Pamela Brown — who will team with Wolf Blitzer to take The Situation Room to mornings, jettisoning Acosta — opened the next hour by saying she “wanted to wish my buddy, my colleague” the “very best” and that he’d “be greatly missed.”
This conclusion was inevitable. Acosta’s buddy, former colleague, and fellow deranged political arsonist Oliver Darcy was the first to share the news Monday night in his paywalled newsletter, Status. Back on January 16, Darcy also first revealed Acosta would lose his place amid a CNN schedule shake-up and would be banished to midnight to 2:00 a.m. Eastern if he wanted to stay.
Needless to say, the divisive, hair-on-fire, we’re-all-gonna-die mentality has been his modus operandi.
If you recall, he published perhaps the most pompous book known to man, The Enemy of the People: A Dangerous Time to Tell the Truth in America.
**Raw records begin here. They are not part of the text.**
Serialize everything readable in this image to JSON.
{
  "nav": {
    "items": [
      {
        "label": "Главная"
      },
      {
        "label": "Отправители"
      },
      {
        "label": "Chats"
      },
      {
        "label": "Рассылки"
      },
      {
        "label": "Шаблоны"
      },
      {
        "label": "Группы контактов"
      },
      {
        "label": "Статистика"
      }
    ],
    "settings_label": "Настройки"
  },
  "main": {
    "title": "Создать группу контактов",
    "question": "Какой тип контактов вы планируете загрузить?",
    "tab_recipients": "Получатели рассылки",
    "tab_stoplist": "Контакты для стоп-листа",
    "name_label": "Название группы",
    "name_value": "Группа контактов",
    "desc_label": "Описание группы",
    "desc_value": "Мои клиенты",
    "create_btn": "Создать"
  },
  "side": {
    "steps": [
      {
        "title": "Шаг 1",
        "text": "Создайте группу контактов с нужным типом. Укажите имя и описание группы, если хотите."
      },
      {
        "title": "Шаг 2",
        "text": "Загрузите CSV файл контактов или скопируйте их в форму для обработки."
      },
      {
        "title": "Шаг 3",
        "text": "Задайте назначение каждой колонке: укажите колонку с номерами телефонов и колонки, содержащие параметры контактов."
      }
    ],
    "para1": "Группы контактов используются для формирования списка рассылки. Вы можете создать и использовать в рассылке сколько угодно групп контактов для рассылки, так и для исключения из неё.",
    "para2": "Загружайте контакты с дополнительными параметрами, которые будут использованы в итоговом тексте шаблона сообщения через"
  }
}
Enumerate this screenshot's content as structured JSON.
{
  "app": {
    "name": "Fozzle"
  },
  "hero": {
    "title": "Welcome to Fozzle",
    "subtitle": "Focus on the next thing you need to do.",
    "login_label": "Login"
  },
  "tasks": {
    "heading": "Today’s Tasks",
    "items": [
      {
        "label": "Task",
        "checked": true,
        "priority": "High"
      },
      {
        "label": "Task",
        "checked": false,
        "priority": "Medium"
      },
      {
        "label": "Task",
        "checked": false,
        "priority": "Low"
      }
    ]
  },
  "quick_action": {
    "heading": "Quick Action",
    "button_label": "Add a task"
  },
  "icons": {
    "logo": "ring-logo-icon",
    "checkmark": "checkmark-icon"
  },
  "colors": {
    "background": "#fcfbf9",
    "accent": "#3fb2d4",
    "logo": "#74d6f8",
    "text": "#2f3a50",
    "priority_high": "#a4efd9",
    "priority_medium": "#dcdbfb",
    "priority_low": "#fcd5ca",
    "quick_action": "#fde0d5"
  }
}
We went through it in great detail, dubbing it a “Narcissistic Book of Hogwash.”
Acosta more recently stooped to this low as, the day after Darcy reported Acosta was given his overnight ultimatum by CNN boss Mark Thompson, he declared journalists like him “democracy” itself and heralded an eight-year-old sign celebrating Acosta that a woman allegedly carried at the Women’s March.
In 2021, we counted out 15 of Acosta’s worst moments from the Trump presidency, including a bizarre invoking of the Statue of Liberty, his proclamation of journalists ending up “dead on the highway,” claiming the presence of Trump supporters has killed America itself, and said media criticism is a “virus.” This included one instance when then-Press Secretary Kayleigh McEnany told Acosta to “work on your internal cohesion.”
Acosta has spent the first three years of the Biden presidency as a guest on CNN shows and in the wilderness as a weekend afternoon/evening CNN Newsroom host.
There, we found plenty of doozies, such as declaring Fox News a “bullshit factory” consumed by “brainless” Republicans, called Tucker Carlson a “human manure spreader” and member of the “American Taliban,” deemed Virginia a “Soviet-style police state” because of Republican Governor Glenn Youngkin’s opposition to critical race theory, and touted a guest claiming the Hunter Biden laptop had no “validity.”
And, of course, he peddled the lies about Biden’s cognitive impairment, silenced conservatives, and said there needed to be a “discussion” about the validity of Luigi Mangione’s alleged murder of the UnitedHealthCare CEO.
In the end, Acosta molded himself as a brave journalist charging into war like he was a brave infantryman whose gallantry would yield him the Medal of Honor. Instead, he came off like an eight-year-old charging at a nemesis on the playground with scissors to only trip and fall, stabbing himself in the hand.